Deploying a multi node Jenkins 2.0 environment with Docker and CoreOS - Part 1

In this post i will show you how to setup a multi node jenkins cluster running in a docker-swarm on coreos. In part 1 we will get a docker-swarm enabled cluster running. In part 2 we will use this docker-swarm to run jenkins.

The following diagram will give you an overview of the final architecture:

Network Topology

There are three hosts running coreos in this example. The advantage of using coreos is, that a lot of the needed services to manage a distributed system are already included. On all hosts etcd is running as a distributed key-value store. This directory allows the registration and discovery of services. The docker-swarm will use this facility. The docker-swarm agent on each machine will register this docker host in etcd. The docker-swarm manager on the first host will query etcd for the currently registered hosts. The other responsiblity of the manager is to provide the docker API over the network on port 3375 to access the docker-swarm.

Prepare your dev machine

For an production environment you would usually have a virtual infrastructure to provision your machines. For the sake of simplicity i’m using local virtual machines with Vagrant for this tutorial. Vagrant supports the easy creation and configuration of virtual machines. The default VM software is VirtualBox from Oracle. But there are other Vagrant Providers too, notably for Hyper-V and VMWare.

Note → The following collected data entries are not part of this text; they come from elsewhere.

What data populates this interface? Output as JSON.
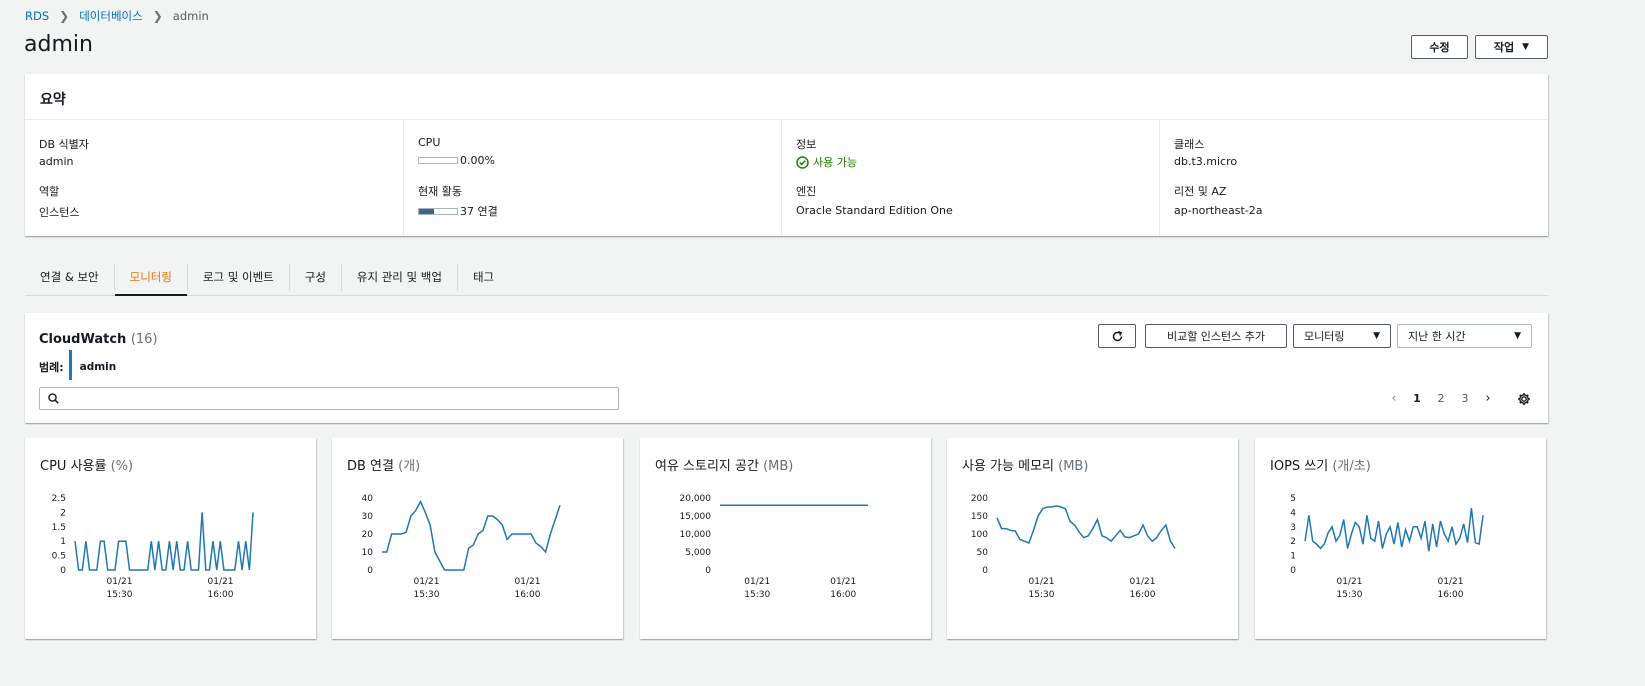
{
  "breadcrumb": {
    "root": "RDS",
    "middle": "데이터베이스",
    "current": "admin"
  },
  "page_title": "admin",
  "actions": {
    "modify": "수정",
    "actions_menu": "작업"
  },
  "summary": {
    "heading": "요약",
    "db_id_label": "DB 식별자",
    "db_id": "admin",
    "role_label": "역할",
    "role": "인스턴스",
    "cpu_label": "CPU",
    "cpu_value": "0.00%",
    "cpu_fraction": 0.0,
    "activity_label": "현재 활동",
    "activity_value": "37 연결",
    "activity_fraction": 0.4,
    "info_label": "정보",
    "info_value": "사용 가능",
    "engine_label": "엔진",
    "engine": "Oracle Standard Edition One",
    "class_label": "클래스",
    "class": "db.t3.micro",
    "region_label": "리전 및 AZ",
    "region": "ap-northeast-2a"
  },
  "tabs": [
    {
      "label": "연결 & 보안"
    },
    {
      "label": "모니터링"
    },
    {
      "label": "로그 및 이벤트"
    },
    {
      "label": "구성"
    },
    {
      "label": "유지 관리 및 백업"
    },
    {
      "label": "태그"
    }
  ],
  "cloudwatch": {
    "title": "CloudWatch",
    "count": "(16)",
    "legend_label": "범례:",
    "legend_item": "admin",
    "search_value": "",
    "compare_button": "비교할 인스턴스 추가",
    "monitoring_select": "모니터링",
    "time_select": "지난 한 시간",
    "pages": [
      "1",
      "2",
      "3"
    ],
    "current_page": "1"
  },
  "colors": {
    "line": "#1f77b4",
    "link": "#0073bb",
    "active_tab": "#ec7211",
    "available": "#1d8102"
  },
  "chart_data": [
    {
      "type": "line",
      "title": "CPU 사용률",
      "unit": "(%)",
      "yticks": [
        "2.5",
        "2",
        "1.5",
        "1",
        "0.5",
        "0"
      ],
      "ylim": [
        0,
        2.5
      ],
      "xticks": [
        [
          "01/21",
          "15:30"
        ],
        [
          "01/21",
          "16:00"
        ]
      ],
      "series": [
        {
          "values": [
            1,
            0,
            0,
            1,
            0,
            0,
            0,
            1,
            1,
            0,
            0,
            0,
            1,
            1,
            1,
            0,
            0,
            0,
            0,
            0,
            0,
            1,
            0,
            1,
            0,
            0,
            1,
            0,
            1,
            0,
            0,
            1,
            0,
            0,
            0,
            2,
            0,
            0,
            1,
            0,
            1,
            0,
            0,
            0,
            0,
            1,
            0,
            1,
            0,
            2
          ]
        }
      ]
    },
    {
      "type": "line",
      "title": "DB 연결",
      "unit": "(개)",
      "yticks": [
        "40",
        "30",
        "20",
        "10",
        "0"
      ],
      "ylim": [
        0,
        40
      ],
      "xticks": [
        [
          "01/21",
          "15:30"
        ],
        [
          "01/21",
          "16:00"
        ]
      ],
      "series": [
        {
          "values": [
            10,
            10,
            20,
            20,
            20,
            21,
            30,
            33,
            38,
            32,
            25,
            10,
            5,
            0,
            0,
            0,
            0,
            0,
            12,
            14,
            20,
            22,
            30,
            30,
            28,
            25,
            17,
            20,
            20,
            20,
            20,
            20,
            15,
            13,
            10,
            20,
            28,
            36
          ]
        }
      ]
    },
    {
      "type": "line",
      "title": "여유 스토리지 공간",
      "unit": "(MB)",
      "yticks": [
        "20,000",
        "15,000",
        "10,000",
        "5,000",
        "0"
      ],
      "ylim": [
        0,
        20000
      ],
      "xticks": [
        [
          "01/21",
          "15:30"
        ],
        [
          "01/21",
          "16:00"
        ]
      ],
      "series": [
        {
          "values": [
            18000,
            18000,
            18000,
            18000,
            18000,
            18000,
            18000,
            18000
          ]
        }
      ]
    },
    {
      "type": "line",
      "title": "사용 가능 메모리",
      "unit": "(MB)",
      "yticks": [
        "200",
        "150",
        "100",
        "50",
        "0"
      ],
      "ylim": [
        0,
        200
      ],
      "xticks": [
        [
          "01/21",
          "15:30"
        ],
        [
          "01/21",
          "16:00"
        ]
      ],
      "series": [
        {
          "values": [
            145,
            115,
            115,
            110,
            108,
            85,
            80,
            75,
            110,
            150,
            170,
            175,
            175,
            178,
            175,
            170,
            135,
            125,
            105,
            90,
            95,
            115,
            140,
            95,
            90,
            80,
            95,
            110,
            92,
            90,
            95,
            100,
            125,
            95,
            80,
            90,
            110,
            125,
            80,
            60
          ]
        }
      ]
    },
    {
      "type": "line",
      "title": "IOPS 쓰기",
      "unit": "(개/초)",
      "yticks": [
        "5",
        "4",
        "3",
        "2",
        "1",
        "0"
      ],
      "ylim": [
        0,
        5
      ],
      "xticks": [
        [
          "01/21",
          "15:30"
        ],
        [
          "01/21",
          "16:00"
        ]
      ],
      "series": [
        {
          "values": [
            2.0,
            3.8,
            2.0,
            1.8,
            1.5,
            1.8,
            2.6,
            3.0,
            2.0,
            2.4,
            3.5,
            1.5,
            2.5,
            3.3,
            3.0,
            1.8,
            3.8,
            2.2,
            2.0,
            3.4,
            1.5,
            2.5,
            3.0,
            1.8,
            3.3,
            1.6,
            2.8,
            2.0,
            3.0,
            3.0,
            2.2,
            3.4,
            1.3,
            3.2,
            1.6,
            3.4,
            2.5,
            2.0,
            3.0,
            1.8,
            2.2,
            3.2,
            1.9,
            4.3,
            1.9,
            1.8,
            3.8
          ]
        }
      ]
    }
  ]
}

The following software will be needed. If you already have this running, feel free to go to the next step Setting up coreos cluster.

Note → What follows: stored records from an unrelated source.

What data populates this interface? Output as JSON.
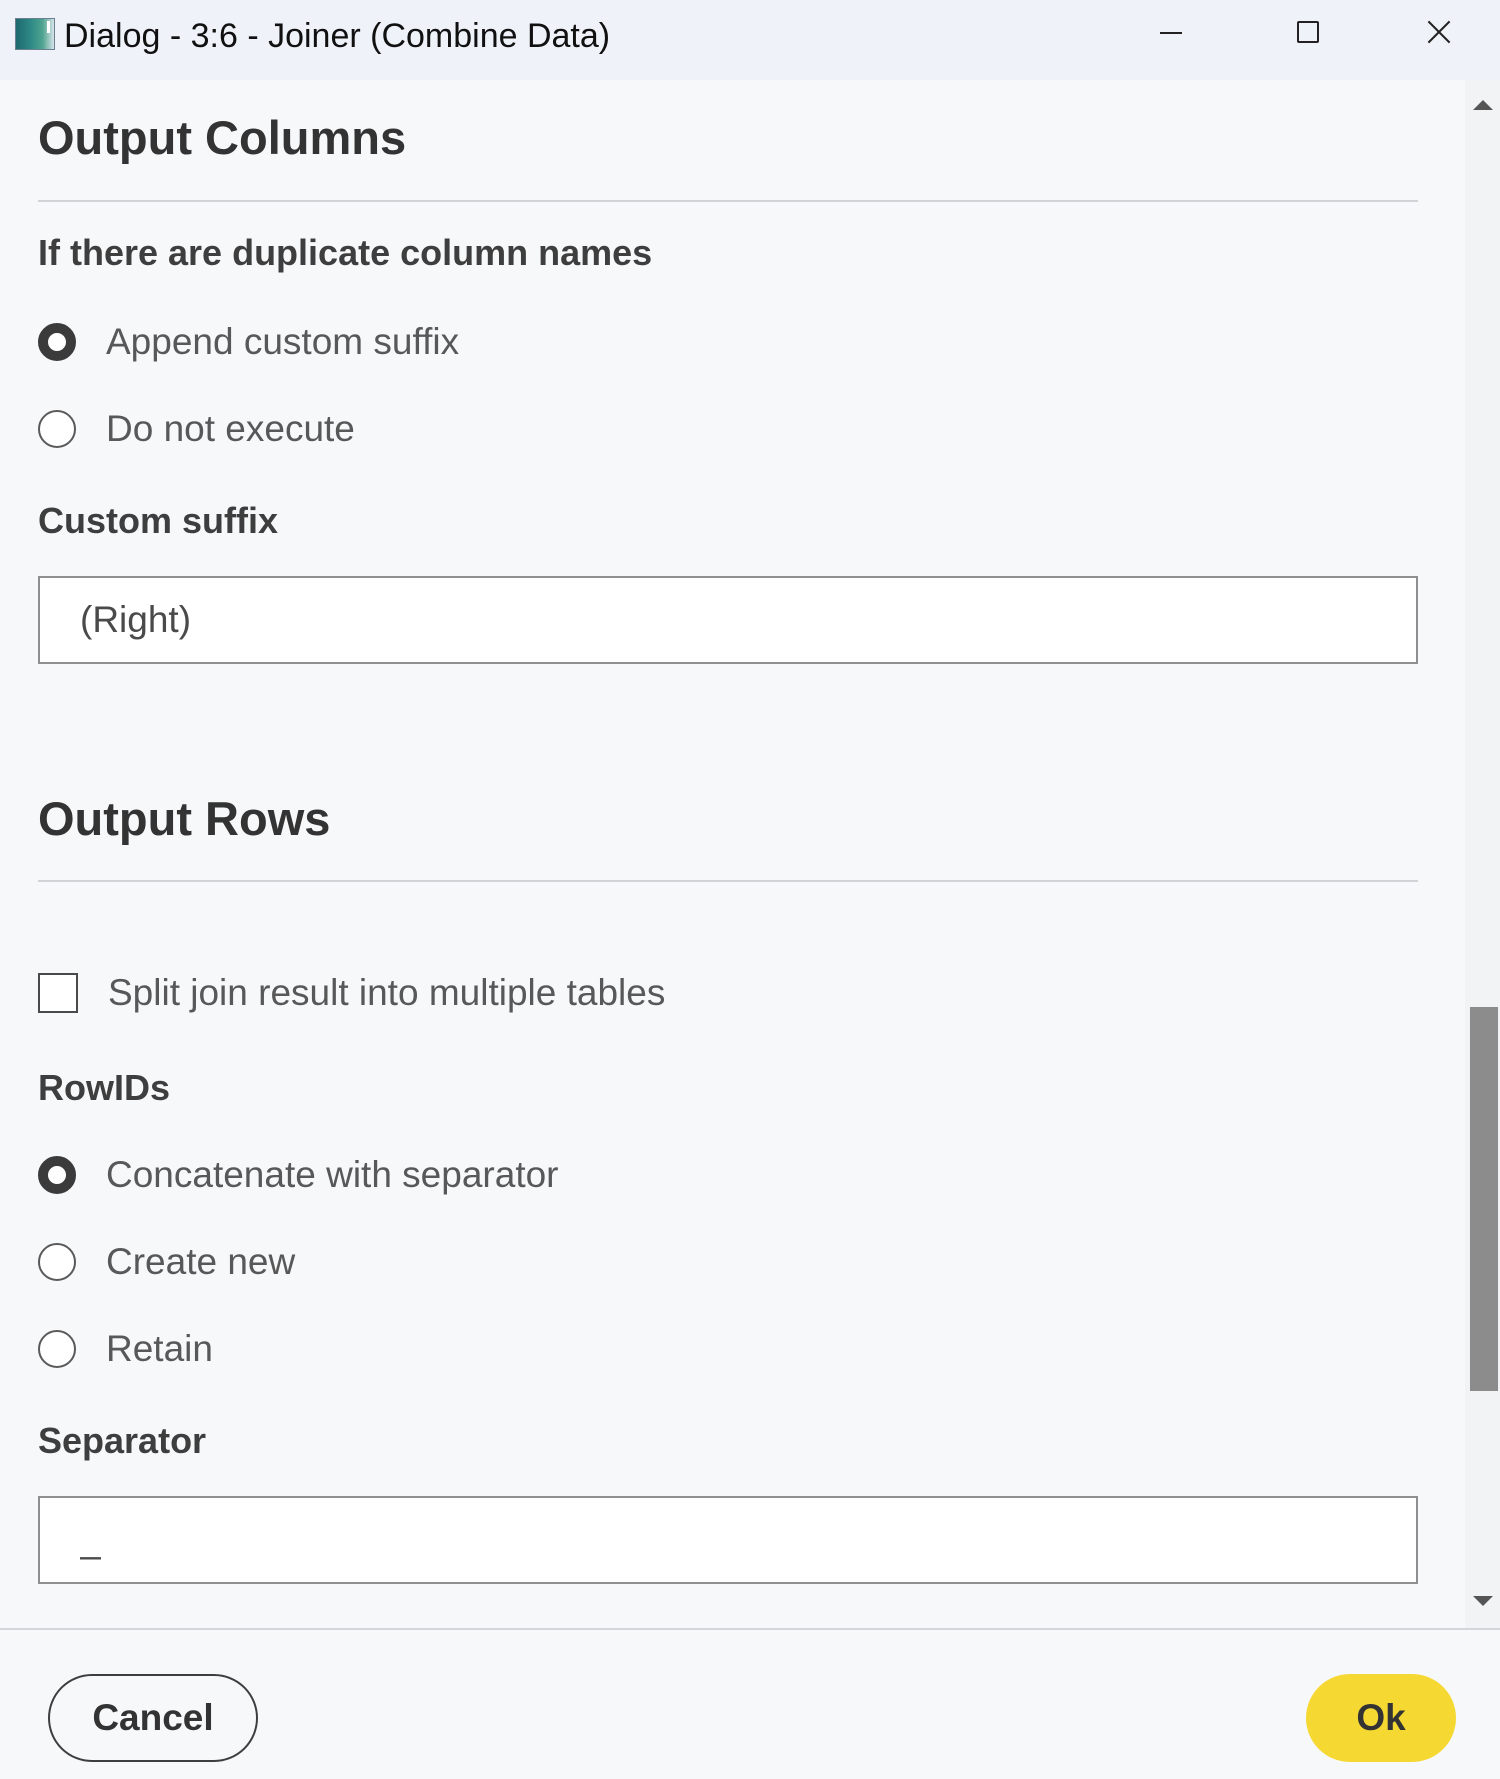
{
  "window": {
    "title": "Dialog - 3:6 - Joiner (Combine Data)",
    "icon": "app-icon"
  },
  "output_columns": {
    "title": "Output Columns",
    "duplicate_label": "If there are duplicate column names",
    "options": [
      {
        "label": "Append custom suffix",
        "checked": true
      },
      {
        "label": "Do not execute",
        "checked": false
      }
    ],
    "suffix_label": "Custom suffix",
    "suffix_value": "(Right)"
  },
  "output_rows": {
    "title": "Output Rows",
    "split_label": "Split join result into multiple tables",
    "split_checked": false,
    "rowids_label": "RowIDs",
    "rowid_options": [
      {
        "label": "Concatenate with separator",
        "checked": true
      },
      {
        "label": "Create new",
        "checked": false
      },
      {
        "label": "Retain",
        "checked": false
      }
    ],
    "separator_label": "Separator",
    "separator_value": "_"
  },
  "footer": {
    "cancel_label": "Cancel",
    "ok_label": "Ok",
    "ok_color": "#f5d832"
  }
}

  • Vagrant (current version 1.8.5)
  • VirtualBox (current version 5.1.2)
  • Git client (current version 2.9.2)
  • Docker Toolbox (version 1.10.3, Be aware, that this is not the current version and newer version will not work right now)

For this tutorial i’m going to use a Windows 10 machine. But you should be fine with a Linux or MacOs client too. Most tools have a strong Linux background and the support there is often better.

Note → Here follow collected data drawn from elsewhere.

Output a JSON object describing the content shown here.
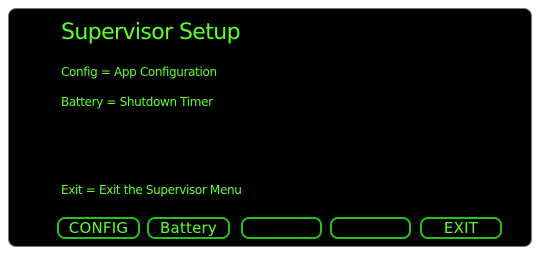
{
  "screen": {
    "title": "Supervisor Setup",
    "lines": {
      "config": "Config  = App Configuration",
      "battery": "Battery = Shutdown Timer",
      "exit": "Exit   = Exit the Supervisor Menu"
    }
  },
  "softkeys": {
    "config": "CONFIG",
    "battery": "Battery",
    "blank1": "",
    "blank2": "",
    "exit": "EXIT"
  },
  "colors": {
    "text": "#5cff2a",
    "border": "#28c01e",
    "background": "#000000"
  }
}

So let’s first install the following software: 1. Vagrant

Just download the installer for your platform from the Download Vagrant site. At the time of this writing the current version is 1.8.5. There are no more options other than to choose the install location. After installation you are asked to reboot your machine. Don’t do so right now, because we are going to install some more software first.

  1. VirtualBox

Vagrant needs a runtime to provision the machines. For this tutorial the runtime will be Virtual Box. So head over to the VirtualBox download site and grab your copy of the current version. At the time of this writing this will be version 5.1.2. Using the checked default options for the installation is fine.

Important: Modern CPUs support virtualization with special instructions, called VT-X for X86 based Intel CPUs. This feature can only be used by one vm host at a time. If you have Hyper-V enabled, you need to disable it. Unfortunately the Vagrantfile for coreos we are going to use doesn’t support Hyper-V yet.

  1. Git

The project files and templates are hosted on Github. To access them, we need to have an git client installed. So grab the installer for Windows and run it. The current version at the time of this writing is 2.9.2. Again, the checked default options would be fine. I prefer to set ‘Use Git and optional Unix tools from the Windows Command Prompt’ though, to have access to nifty tools like curl.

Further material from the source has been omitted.